No bias in the media
On Sunday, I happened to channel surf onto one of C-Span's book shows, this one featuring Tammy Bruce, talking of her current book The New American Thought Police. It was a recorded affair of her given a speech and taking questions on April 9th, 2002, at UC Davis. I found her to be a persuasive speaker and now her book is on my "buy it soon" list.
That aside, what was incredible to watch was her interaction with an audience that was, for the most part, politely hostile. She was saying things they most definitely did not want to hear. One of Bruce's main assertions is that political correctness is strangling the open and free discussion of ideas, and that the current notion of PC is a purely left-wing phenomena. You can imagine an audience made up of UC Davis law school students would not take this well.
All arguments of that aside, the student "question" I found most fascinating was this young woman who called Bruce a "puppet" of the right-wing. To me this was a precise illustration of what Bruce was saying, that PC dictates you label and marginalize an opponent as quickly as possible. Thus, you slap the label "homophobe" on someone and immediately take anything they are saying off the table. Now they have to defend themselves against the charge of being a homophobe. And here was this student doing--or attempting to do--the same to Bruce. After all, a "puppet" can be ignored because it has no will or thought of its own.

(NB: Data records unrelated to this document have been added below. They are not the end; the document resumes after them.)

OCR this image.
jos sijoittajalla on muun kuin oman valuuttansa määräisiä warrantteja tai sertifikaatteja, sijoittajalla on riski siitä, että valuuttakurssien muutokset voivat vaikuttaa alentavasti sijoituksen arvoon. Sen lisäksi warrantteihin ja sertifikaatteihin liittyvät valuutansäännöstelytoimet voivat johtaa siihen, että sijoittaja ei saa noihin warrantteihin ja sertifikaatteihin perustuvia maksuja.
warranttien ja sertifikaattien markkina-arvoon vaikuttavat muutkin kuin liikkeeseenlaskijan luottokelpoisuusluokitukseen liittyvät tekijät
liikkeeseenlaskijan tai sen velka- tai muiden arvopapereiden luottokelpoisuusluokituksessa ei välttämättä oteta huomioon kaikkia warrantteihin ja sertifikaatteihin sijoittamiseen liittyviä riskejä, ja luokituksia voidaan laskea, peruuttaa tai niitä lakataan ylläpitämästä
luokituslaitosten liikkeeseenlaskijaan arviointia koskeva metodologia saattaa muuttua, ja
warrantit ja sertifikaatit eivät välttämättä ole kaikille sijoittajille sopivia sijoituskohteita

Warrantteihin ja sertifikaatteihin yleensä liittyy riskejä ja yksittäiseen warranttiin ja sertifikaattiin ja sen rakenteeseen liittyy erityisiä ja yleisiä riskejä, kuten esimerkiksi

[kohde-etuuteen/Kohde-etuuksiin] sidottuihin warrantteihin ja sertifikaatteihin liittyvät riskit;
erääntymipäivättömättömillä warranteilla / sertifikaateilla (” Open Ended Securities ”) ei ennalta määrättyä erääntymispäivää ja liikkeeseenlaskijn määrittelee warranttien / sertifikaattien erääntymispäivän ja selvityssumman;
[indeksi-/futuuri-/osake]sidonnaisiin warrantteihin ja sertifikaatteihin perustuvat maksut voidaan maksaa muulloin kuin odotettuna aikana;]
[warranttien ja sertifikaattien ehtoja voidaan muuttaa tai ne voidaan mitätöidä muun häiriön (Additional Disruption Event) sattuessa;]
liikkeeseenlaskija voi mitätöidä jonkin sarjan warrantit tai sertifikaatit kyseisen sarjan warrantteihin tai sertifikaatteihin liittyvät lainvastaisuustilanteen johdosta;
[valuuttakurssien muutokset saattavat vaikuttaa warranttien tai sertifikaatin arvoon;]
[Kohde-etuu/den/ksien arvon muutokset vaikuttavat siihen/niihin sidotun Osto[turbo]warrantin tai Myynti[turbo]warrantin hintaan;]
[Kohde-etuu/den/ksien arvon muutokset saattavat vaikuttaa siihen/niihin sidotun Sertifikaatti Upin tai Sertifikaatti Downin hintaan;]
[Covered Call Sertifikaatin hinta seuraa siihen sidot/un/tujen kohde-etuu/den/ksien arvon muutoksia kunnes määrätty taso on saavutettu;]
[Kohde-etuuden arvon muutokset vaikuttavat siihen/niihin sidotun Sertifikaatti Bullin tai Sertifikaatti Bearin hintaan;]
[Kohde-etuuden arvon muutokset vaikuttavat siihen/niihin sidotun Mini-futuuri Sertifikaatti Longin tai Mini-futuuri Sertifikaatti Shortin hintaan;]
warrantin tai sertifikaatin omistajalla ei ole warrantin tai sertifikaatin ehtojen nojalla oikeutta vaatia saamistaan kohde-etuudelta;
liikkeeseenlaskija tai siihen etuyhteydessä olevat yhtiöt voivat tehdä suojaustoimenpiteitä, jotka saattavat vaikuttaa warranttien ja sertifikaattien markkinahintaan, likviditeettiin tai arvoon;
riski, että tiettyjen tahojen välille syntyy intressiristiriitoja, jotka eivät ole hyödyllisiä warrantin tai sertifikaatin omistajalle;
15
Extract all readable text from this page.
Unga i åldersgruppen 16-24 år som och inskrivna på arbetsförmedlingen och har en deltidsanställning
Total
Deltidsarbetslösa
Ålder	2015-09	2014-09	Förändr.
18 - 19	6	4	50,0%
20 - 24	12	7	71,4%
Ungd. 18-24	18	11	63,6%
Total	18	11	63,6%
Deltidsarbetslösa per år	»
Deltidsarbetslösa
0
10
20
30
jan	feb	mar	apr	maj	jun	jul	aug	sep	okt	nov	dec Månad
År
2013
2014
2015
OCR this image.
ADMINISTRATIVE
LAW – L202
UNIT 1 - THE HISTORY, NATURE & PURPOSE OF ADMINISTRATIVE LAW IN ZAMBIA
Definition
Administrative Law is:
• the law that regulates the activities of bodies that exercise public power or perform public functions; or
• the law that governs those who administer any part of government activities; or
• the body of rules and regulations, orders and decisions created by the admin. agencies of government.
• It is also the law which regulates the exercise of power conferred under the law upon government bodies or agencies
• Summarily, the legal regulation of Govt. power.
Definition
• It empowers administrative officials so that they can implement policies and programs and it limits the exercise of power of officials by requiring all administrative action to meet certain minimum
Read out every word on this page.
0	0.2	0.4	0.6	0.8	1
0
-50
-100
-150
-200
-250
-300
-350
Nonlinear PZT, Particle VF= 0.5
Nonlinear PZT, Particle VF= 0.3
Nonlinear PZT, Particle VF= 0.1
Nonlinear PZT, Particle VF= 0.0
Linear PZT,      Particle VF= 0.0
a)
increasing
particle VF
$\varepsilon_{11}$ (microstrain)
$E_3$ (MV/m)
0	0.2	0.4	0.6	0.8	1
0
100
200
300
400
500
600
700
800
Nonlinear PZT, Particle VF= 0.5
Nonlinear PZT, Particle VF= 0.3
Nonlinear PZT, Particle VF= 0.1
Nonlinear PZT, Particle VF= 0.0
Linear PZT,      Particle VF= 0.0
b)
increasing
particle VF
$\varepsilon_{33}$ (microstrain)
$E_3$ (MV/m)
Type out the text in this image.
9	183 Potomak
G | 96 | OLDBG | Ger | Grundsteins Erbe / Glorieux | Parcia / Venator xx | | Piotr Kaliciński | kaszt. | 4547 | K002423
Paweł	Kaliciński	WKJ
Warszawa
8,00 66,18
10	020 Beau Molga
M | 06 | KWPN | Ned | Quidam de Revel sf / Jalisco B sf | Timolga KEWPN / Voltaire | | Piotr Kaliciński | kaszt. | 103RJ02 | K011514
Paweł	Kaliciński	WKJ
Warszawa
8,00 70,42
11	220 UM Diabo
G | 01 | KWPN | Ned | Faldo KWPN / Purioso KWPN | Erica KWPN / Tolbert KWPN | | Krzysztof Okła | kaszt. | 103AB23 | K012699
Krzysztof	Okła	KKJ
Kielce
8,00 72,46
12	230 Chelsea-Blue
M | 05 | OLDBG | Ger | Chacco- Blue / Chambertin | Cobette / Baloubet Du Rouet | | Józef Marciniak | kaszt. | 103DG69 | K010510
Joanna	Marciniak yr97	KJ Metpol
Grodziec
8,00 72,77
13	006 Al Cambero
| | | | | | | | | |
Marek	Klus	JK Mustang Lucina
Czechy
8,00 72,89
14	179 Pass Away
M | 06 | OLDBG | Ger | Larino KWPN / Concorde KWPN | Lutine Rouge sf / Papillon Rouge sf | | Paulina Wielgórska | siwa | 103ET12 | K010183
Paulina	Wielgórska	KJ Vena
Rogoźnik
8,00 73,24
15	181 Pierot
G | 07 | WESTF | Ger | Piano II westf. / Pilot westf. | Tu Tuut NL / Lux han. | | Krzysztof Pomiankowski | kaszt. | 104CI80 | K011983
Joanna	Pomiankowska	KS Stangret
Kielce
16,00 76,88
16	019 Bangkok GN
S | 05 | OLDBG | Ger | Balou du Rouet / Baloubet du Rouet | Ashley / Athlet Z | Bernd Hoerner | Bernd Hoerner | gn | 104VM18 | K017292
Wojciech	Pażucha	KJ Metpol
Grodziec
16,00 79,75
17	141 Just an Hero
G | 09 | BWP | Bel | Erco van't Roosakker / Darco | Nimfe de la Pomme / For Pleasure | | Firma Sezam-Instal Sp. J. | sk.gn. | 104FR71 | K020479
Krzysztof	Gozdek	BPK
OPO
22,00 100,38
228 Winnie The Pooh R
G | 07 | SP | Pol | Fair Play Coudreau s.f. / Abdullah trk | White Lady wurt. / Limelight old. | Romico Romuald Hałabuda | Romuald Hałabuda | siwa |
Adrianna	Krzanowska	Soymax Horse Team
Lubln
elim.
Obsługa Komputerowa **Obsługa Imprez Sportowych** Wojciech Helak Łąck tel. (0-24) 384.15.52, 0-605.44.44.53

Beyond that, this student asserted that all the major media were slanted to the right, that they were all conservative. She started with FoxNews, but then added "CNN is conservative." Argh! When Bruce wanted the student to name names, the stumbling began, and all that was left were the usual "them" and "they" and "you know who" sort of response.
But last night was an illustration of media bias that was so obvious as to be amazing. I surfed to the CNN show "NewsNight with Aaron Brown," and there was Aaron Brown devoting an entire show to Earth Day 2002. At the moment was a segment on the "superfund." The focus of the segment? That Bush was refusing to reimplement a special corporate tax that provided money for the superfund, that for six years Clinton tried to get that tax reinstated but was foiled by the Republican congress. Person after person slamming Bush and Republicans for allowing this poison to remain in the earth because he wouldn't fund the superfund, tax them evil corporate monsters, etc.
Not one rebuttal statement. None. Nothing. Nada. You get the point? There was precisely nothing balanced about this report. There was not one single hint of a contradiction of the environmental party line. While there are certainly huge pollution sites that need major clean-ups (hence the superfund to begin with), the driving assumption was that you must tax all corporations to get the money so the government can fund the clean-ups. No exploration of why the tax was opposed, no presentation of alternate forms of funding, no discussion of the notion that maybe government shouldn't be the one fountain of money here. Nothing but "Bush and Republicans are evil and want this poison to kill us all," of a message to that effect.
Of course, if they had done any homework they might have found out that polluting corporations pay for and clean up over 70% of the sites. Why? Because if the government comes in and does the clean up it bills those companies for three times the actual cost, plus penalties. To avoid the added expense, the companies do their own clean-ups.
This means the superfund handles the remaining 30%. And the tax is not the only source of funding, contrary to the story segment presented last night.
Again, telling this would have upset the party line. Bummer, eh?
Last, while the story started with the question of who should pay, polluters or the taxpayers, it never answered it or even explored that second half. If it had, it would have reported that Bush, while opposing the tax, is still providing money for superfund via general revenues. Why does he oppose the tax? Because it punishes clean companies along with the dirty ones, and is thus patently unfair.
But that would have contradicted the story's message, that there are no "clean" industries, that Bush is anti-environment on this holy day of Earth Day.
No bias here, no, uh-uh, none. Thank goodness CNN is conservative.